Thursday, July 14, 2011

Spiritual Short-Cuts

Fr. Longenecker at Standing on My Head has a great new post, Gimme That Ole Time Religion, which I recommend to everyone.  The last bit caught my attention:
Now the marvelous thing is that if everyone did this--if everyone really went back to the core gospel message and took it seriously and tried to follow the old path of sin, repentance, faith and sacraments, then all the other problems would be solved too. You would have a wonderful Christian fellowship. You would have the right kind of liturgy, you would have justice and peace. You would have the answer to your intellectual questions and you would find your heart's desire.

Try to seek those things first though--and without sin, repentance and faith--and all you end up with is piffle. You may find the treasure chest, but it will be empty. Worse, you may find some sort of religion, but it won't be the Christian faith.
I've been saying that last bit for years, but never as concisely. If we're aiming for the effects of grace, but trying to reach them by our own effort, we will utterly fail and end up as some empty social justice organization everyone feels obliged to participate with, but no one really wants to. If we are trying to love God, and be sorry for our sins, then every effect of grace will follow. It's the spiritual short-cutting that messes everything up. Perhaps especially because Americans are obsessed with results.

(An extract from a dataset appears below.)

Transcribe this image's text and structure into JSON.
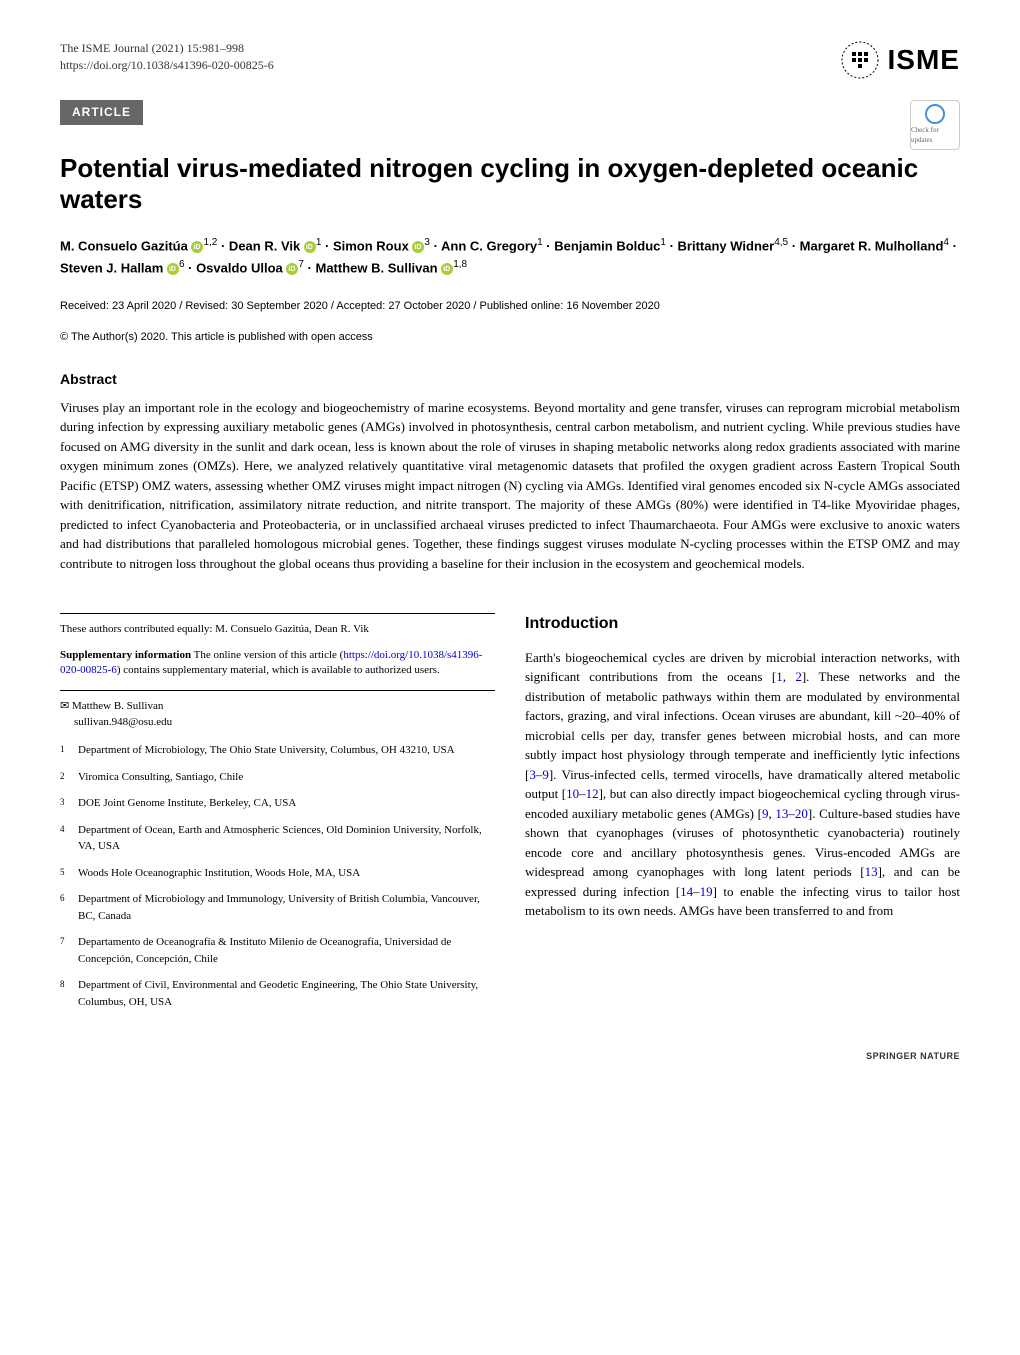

Maybe you've had a priest tell you before that Catholicism "is not a 'me and Jesus' religion."  Usually, there's an agenda hiding behind that.  I've met a lot of heterodox priests who like to use this line as the starting point of precisely what Fr. Longenecker is writing about.  It goes something like this:
Catholicism is not a "me and Jesus" religion.  It's the Church and Jesus.  So if you want to be closer to Jesus, you need to be closer to the Church. [so far, that's fine]  What you need to do is stop worrying about having all these personal devotions and start taking part in the Church.  [here comes the fun part]  Instead of going to the Adoration Chapel, you could be working at the homeless shelter.  Instead of praying the rosary with those little nitpicky hypocrite EWTN-watching old gas bags, you could be going door-to-door for UNICEF!  Then we'll be seen by all building the Kingdom of God!
This is why I cringe when I hear priests and theologians say that Catholicism is not a "me and Jesus" religion, but a "Church and Jesus" religion. I don't cringe because they're absolutely wrong, but because it's a false dichotomy. It's another "both...and..." If we don't make a personal effort to love God, then we can't be a part of the Church that loves God. If no one is making a personal effort to love God, then there can't be a Church that loves God. Likewise, if there is no Church that loves God, then how could I do it on my own? Or if I love God, how could I ever be content loving God without the Church?

We absolutely need to be involved in the Church, but we need to be involved in the Church as holy, God-loving individuals.  We need devotion on individual and parish and diocesan levels. 

If we do not have devotion, we will never build the Kingdom of God.  Whatever good we do will not have been done by saints.  Saints are devoted to God.  Saints pray.  We cannot hope to build the Kingdom by abandoning prayer.  That would be like picking up tools to build a house but never once looking at the instructions are talking to the contractor.  Spiritual short-cuts have the same result as construction short-cuts: the ugly, hollow edifice all comes tumbling down.

Fiat Men, let's never give up our quest for devotion to God, but let's absolutely live it out in service and love for all we meet.  Nevertheless, let's not worry ourselves primarily about those things.  Let's devote ourselves to God so that those things come naturally.